There is also a shifting preference towards using multi-currency travel wallets for overseas payment, according to the study, citing a ten-fold growth in transactions processed by YouTrip in the last half of the year.

Since its launch in August 2018, over 10 million transactions have been processed, the company said in a statement.

Multi-currency travel wallets like YouTrip provides travellers access to multiple currencies, including niche currencies such as Chilean Peso, Romanian Leu, and Mongolian tögrög, YouTrip said. This access to niche currencies could also have fuelled the growing popularity of off-the-beaten-track destinations like Chile, Romania, and Mongolia, it added.

Another reason exotic destinations are preferred could be due to Singaporean travellers’ growing appetite for adventure. According to a 2019 survey by Skyscanner, 82 per cent of respondents said that they are planning to visit destinations they have not been to, citing “off the beaten-track destinations like Ethiopia, Guatemala, Iran and Yemen”.

YouTrip’s study also revealed that Gen Y travellers covered close to 20 per cent more destinations than Gen X in 2019, preferring off-the-beaten-track destinations such as Luxembourg, Peru, and Saudi Arabia.

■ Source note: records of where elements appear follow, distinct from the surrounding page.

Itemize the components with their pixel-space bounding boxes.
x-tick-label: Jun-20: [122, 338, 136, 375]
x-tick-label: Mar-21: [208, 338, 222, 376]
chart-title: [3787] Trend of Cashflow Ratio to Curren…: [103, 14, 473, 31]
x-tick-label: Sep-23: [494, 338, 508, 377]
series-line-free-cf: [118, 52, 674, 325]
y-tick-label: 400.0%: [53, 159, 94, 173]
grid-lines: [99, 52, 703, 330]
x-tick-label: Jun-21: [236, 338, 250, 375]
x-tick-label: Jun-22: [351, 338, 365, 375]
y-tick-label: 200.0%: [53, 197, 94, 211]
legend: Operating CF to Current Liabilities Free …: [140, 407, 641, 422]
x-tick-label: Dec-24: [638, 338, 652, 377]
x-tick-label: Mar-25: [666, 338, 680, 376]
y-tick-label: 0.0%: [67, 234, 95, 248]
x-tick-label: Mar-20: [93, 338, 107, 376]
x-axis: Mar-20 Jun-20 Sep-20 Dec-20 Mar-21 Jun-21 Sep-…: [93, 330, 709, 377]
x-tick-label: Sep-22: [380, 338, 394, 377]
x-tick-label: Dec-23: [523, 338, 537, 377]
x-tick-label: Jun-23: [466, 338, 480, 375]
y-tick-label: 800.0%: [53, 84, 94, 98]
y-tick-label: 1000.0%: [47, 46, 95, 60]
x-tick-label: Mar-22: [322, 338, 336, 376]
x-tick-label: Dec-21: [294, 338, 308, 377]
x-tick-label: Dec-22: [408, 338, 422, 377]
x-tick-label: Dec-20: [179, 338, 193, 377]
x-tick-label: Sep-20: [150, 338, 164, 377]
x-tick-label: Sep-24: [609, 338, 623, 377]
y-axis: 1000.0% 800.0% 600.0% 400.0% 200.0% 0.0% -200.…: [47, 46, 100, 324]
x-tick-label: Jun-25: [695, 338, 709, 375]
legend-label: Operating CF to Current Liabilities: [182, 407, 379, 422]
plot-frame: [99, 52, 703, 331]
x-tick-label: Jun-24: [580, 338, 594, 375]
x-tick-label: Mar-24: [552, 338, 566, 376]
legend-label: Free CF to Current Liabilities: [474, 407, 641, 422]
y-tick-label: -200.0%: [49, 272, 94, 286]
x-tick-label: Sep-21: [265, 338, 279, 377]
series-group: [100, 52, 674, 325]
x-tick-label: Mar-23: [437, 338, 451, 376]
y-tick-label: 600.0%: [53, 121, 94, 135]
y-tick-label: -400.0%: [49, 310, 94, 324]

While Central Asia remains one of the top regions for Gen X travellers to visit, Mexico, Slovakia and Montenegro are fast gaining popularity as off-the-beaten-track destinations among Gen X travellers, found the study.

Overall, Singaporean travellers spend almost 33 per cent of their total travel budget on food, the study also found. Even in off-the-beaten-track destinations observed in 2019, YouTrip is used mainly on dining expenditure.

Based on the average YouTrip user spend in each destination, travellers may expect to spend a daily estimate of S$107 (US$78) in Chile, S$76 in Romania and S$85 in Mongolia, mainly on food and transport expenditure.

In comparison to the top three popular travel destinations, travellers to Malaysia, Japan and Australia spend an average of S$116, S$195 and S$115 per day, respectively.

Singaporean travellers also tend to seek familiar food when in non-Asian countries, with cuisines such as Chinese, Japanese, and Thai falling within the top five most frequented F&B outlets, according to the study.

In the top three most popular travel destinations, YouTrip users spend an average of S$67 in Japan, followed by S$40 in Malaysia, and lastly, S$30 in Australia, in a single dining receipt.